20.2 In the event of (temporary) suspension of payment, bankruptcy, cessation, or dissolution of the client's business or organization, all agreements with the client are dissolved by operation of law, unless the user informs the client within a reasonable period that it requires compliance with the entire agreement or part of it. In such a case, the user is entitled to suspend the performance of the relevant agreement(s) without notice of default until payment is sufficiently secured.
Article 21. Personal data
21.1 Personal data entered by the client will be included in a file solely for the purpose of execution.
21.2 The client's data will be included in a central file of the user and will only be used to keep the client fully up to date regarding the user's business and services, unless the client has indicated that it does not wish to receive such updates. The processing of the client's data will be carried out in accordance with applicable laws and regulations.
21.3 The client may, if desired, obtain access to the data recorded about him by the user in the user's file.

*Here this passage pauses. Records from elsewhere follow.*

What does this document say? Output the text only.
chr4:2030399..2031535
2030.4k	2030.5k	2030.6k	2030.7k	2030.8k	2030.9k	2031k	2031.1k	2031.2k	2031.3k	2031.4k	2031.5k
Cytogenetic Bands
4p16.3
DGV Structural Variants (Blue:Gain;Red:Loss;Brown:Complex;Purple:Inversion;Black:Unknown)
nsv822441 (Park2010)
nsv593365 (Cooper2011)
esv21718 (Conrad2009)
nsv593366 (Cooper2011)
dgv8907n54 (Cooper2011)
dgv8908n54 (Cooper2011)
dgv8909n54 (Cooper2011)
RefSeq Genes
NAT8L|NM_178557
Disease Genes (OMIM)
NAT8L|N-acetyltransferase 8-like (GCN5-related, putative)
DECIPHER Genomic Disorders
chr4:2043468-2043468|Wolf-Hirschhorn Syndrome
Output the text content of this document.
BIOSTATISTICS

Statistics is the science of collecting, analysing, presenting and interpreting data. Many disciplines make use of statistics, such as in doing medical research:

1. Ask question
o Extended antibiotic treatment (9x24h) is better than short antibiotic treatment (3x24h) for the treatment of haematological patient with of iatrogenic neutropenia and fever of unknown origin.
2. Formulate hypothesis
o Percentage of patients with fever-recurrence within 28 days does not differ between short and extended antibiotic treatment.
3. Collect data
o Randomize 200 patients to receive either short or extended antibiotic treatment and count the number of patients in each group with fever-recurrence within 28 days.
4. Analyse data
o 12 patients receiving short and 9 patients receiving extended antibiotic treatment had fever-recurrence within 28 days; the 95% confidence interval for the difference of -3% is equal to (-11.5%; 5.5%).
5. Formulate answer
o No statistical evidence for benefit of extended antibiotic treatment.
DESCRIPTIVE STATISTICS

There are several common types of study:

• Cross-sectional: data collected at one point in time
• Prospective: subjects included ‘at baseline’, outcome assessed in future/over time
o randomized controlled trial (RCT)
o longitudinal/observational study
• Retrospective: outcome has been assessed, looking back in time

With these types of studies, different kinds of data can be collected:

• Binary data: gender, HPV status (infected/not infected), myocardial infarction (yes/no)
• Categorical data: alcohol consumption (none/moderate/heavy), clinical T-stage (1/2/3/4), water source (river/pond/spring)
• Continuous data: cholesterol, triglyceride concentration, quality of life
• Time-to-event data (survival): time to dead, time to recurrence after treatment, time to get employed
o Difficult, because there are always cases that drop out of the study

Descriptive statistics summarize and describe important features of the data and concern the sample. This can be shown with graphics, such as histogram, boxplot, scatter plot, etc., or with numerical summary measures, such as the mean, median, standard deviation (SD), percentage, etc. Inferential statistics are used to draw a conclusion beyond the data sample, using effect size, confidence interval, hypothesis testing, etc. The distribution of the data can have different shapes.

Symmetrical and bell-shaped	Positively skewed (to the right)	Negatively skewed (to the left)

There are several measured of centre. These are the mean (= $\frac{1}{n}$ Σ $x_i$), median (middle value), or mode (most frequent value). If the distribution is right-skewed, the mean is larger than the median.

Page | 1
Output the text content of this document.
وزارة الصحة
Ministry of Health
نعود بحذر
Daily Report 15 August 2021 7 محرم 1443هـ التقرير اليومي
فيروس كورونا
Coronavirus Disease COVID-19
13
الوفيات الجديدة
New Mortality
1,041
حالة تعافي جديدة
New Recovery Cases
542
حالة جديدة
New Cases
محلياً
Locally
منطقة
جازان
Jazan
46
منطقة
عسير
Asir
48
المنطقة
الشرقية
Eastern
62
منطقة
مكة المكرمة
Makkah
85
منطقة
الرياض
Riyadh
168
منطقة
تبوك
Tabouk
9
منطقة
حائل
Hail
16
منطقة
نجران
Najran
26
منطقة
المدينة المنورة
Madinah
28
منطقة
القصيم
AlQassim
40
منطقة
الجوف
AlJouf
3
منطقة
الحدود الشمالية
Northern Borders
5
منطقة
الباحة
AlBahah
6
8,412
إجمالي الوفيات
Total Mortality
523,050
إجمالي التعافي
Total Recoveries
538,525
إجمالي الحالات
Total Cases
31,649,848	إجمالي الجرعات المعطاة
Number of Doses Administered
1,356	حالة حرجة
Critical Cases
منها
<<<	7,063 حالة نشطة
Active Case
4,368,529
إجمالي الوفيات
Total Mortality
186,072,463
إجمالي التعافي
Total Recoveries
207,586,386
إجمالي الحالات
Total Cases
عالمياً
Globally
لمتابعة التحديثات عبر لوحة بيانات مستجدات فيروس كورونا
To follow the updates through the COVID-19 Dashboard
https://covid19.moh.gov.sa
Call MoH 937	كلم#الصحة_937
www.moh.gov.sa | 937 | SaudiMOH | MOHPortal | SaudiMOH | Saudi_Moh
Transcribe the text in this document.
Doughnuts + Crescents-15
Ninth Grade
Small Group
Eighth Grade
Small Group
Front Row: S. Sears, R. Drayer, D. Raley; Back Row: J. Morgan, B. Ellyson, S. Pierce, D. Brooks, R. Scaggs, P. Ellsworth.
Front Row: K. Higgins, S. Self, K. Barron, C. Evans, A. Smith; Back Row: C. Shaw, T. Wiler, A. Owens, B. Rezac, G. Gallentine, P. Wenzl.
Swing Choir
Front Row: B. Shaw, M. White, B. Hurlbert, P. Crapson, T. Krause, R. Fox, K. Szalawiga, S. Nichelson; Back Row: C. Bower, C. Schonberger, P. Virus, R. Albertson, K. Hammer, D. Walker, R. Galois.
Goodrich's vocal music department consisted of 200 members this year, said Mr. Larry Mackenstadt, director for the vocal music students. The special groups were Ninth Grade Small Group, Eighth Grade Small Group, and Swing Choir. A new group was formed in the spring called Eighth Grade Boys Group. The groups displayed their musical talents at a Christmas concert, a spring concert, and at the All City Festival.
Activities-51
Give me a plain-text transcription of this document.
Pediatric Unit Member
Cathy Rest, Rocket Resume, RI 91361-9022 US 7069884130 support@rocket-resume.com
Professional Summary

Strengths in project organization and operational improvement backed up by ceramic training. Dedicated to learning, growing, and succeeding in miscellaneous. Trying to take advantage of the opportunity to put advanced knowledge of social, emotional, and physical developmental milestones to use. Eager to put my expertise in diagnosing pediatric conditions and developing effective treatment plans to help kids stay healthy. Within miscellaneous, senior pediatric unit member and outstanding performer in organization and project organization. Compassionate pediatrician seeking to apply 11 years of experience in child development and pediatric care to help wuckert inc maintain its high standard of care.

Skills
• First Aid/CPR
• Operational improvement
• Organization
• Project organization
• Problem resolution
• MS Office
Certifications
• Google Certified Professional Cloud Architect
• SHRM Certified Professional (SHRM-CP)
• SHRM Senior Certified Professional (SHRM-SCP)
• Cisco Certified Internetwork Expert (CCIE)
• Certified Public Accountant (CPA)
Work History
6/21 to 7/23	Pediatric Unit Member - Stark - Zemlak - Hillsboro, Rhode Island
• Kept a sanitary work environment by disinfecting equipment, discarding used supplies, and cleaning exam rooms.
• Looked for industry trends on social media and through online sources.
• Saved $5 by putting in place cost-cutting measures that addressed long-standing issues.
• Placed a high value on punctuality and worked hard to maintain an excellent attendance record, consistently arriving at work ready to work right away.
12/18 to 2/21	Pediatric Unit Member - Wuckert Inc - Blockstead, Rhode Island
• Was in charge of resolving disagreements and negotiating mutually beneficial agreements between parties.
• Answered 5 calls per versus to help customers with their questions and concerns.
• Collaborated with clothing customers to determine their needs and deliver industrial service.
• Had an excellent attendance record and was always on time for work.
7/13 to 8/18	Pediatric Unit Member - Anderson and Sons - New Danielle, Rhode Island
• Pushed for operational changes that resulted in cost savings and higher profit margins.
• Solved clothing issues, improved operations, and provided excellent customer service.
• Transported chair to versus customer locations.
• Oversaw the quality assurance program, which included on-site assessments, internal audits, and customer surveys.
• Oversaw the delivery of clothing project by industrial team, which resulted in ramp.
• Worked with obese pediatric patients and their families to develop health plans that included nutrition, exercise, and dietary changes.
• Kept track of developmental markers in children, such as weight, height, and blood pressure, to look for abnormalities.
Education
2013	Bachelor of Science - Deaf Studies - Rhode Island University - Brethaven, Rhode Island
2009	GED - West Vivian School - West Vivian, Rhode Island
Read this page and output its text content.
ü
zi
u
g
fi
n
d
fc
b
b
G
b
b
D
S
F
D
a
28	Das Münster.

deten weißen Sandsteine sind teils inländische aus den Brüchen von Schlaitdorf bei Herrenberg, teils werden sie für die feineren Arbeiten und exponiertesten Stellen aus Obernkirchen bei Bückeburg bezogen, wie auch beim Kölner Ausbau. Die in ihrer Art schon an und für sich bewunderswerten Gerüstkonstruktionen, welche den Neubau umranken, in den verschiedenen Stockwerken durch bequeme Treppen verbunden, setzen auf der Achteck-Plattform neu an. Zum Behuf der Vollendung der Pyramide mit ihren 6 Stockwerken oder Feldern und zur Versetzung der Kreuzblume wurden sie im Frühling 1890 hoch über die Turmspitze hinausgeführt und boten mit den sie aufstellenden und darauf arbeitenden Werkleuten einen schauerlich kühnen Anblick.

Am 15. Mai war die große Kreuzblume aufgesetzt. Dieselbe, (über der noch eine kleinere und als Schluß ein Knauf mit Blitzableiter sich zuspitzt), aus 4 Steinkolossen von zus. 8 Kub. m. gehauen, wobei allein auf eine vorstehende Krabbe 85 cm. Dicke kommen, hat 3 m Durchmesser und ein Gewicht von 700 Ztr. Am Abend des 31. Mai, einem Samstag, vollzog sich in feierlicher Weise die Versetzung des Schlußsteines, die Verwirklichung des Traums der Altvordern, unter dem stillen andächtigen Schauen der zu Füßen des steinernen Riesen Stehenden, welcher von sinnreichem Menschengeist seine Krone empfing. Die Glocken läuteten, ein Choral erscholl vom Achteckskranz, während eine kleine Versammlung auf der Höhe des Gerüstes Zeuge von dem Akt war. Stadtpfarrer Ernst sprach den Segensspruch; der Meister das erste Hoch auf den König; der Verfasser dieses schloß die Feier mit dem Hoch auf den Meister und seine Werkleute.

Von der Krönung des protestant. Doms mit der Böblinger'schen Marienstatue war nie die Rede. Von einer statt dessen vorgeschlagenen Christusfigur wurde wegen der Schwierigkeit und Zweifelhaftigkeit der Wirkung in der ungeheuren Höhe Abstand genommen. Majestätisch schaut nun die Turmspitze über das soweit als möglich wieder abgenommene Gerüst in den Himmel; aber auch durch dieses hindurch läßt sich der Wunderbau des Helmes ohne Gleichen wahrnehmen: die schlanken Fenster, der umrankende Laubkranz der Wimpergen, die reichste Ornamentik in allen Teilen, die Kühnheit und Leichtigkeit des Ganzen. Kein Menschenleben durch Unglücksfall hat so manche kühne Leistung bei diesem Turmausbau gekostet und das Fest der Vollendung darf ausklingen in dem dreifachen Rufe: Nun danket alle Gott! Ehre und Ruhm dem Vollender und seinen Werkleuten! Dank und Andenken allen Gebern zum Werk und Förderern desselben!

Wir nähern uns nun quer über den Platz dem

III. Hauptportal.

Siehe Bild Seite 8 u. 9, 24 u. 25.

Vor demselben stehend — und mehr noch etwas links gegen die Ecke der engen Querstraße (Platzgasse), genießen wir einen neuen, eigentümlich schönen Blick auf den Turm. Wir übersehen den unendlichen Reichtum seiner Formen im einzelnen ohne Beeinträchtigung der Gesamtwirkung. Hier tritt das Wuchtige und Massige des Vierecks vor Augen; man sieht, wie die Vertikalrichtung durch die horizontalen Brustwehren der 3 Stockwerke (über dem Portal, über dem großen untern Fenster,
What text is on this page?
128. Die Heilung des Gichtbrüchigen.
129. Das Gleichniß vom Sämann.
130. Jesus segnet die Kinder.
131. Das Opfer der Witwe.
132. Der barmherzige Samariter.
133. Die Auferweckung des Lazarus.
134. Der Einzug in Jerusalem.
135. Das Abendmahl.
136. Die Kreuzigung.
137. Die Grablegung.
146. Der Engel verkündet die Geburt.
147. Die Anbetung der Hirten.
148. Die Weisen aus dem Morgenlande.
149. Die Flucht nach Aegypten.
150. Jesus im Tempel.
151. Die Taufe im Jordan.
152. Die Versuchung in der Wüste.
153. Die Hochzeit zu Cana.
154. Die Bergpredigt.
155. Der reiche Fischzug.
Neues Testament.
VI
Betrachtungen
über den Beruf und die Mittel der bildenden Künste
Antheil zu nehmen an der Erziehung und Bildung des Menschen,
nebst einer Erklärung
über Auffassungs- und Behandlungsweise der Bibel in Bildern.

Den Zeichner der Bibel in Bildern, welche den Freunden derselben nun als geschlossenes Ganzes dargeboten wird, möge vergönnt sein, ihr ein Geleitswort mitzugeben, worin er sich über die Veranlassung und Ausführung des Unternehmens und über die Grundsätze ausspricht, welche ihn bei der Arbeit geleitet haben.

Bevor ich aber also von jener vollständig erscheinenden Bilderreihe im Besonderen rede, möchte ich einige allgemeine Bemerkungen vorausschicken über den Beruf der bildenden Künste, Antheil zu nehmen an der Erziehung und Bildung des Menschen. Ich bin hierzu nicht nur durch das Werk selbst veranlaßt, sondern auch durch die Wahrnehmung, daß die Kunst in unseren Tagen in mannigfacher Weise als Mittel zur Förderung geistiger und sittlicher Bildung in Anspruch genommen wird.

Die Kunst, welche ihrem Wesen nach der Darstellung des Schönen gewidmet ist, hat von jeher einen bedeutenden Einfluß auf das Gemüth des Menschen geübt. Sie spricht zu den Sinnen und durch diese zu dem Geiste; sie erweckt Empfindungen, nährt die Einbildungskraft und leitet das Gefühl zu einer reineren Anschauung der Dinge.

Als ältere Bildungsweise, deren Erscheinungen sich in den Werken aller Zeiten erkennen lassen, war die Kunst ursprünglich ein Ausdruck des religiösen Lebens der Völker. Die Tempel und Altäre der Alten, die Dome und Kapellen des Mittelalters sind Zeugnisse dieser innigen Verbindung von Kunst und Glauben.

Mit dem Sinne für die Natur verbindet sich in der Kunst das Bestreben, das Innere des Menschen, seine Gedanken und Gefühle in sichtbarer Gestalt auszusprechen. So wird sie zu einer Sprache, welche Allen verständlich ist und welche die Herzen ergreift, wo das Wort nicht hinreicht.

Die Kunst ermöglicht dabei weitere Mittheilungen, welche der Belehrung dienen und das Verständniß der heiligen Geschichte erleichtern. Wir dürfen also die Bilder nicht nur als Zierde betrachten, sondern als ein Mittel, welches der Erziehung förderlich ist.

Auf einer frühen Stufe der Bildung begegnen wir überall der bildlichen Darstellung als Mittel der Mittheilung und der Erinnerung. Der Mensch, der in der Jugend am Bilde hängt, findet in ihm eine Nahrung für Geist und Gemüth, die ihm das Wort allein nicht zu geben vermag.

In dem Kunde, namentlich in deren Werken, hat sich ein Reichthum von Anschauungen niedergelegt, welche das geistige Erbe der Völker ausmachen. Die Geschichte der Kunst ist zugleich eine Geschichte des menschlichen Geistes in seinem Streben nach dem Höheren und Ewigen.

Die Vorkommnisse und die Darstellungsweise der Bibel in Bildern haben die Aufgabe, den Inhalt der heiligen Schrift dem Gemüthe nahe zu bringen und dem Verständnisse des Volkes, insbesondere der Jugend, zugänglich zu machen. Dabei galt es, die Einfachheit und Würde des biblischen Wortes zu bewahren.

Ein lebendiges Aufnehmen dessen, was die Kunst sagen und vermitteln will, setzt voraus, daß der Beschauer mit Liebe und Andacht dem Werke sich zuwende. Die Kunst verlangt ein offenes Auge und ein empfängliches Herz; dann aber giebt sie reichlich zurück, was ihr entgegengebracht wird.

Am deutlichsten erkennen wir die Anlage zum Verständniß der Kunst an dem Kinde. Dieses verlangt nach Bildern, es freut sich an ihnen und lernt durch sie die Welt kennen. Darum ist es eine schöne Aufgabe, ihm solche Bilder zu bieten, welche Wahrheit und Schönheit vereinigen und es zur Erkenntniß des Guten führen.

The client is entitled to request corrections if this data is not correct.
General Terms and Conditions All Connect Solutions B.V. V06-2024
Article 22. Dispute resolution
22.1 The court in the user's place of residence has exclusive jurisdiction to hear disputes, unless the cantonal court is competent. Nevertheless, the user remains entitled to summon the client before the competent court under the law or treaty.
Article 23. Applicable law
23.1 Dutch law applies to these general terms and conditions and all agreements entered into by the user with a client.
Article 24. Changes and location of the terms
24.1 These terms have been filed with the Chamber of Commerce in Utrecht.
24.2 The version filed last or the version applicable at the time of the transaction in question applies.
Article 25. Miscellaneous
25.1 If the client provides the user with an address in writing, the user is entitled to send all orders to that address until the client provides the user with a new address.
25.2 If the user has, either for a short or long period, tacitly allowed deviations from these terms, this does not affect its right to demand immediate and strict compliance with the terms. The client can never assert any right based on the fact that the user applies these terms flexibly.
25.3 The user is authorized to use third parties in the execution of the client's order(s).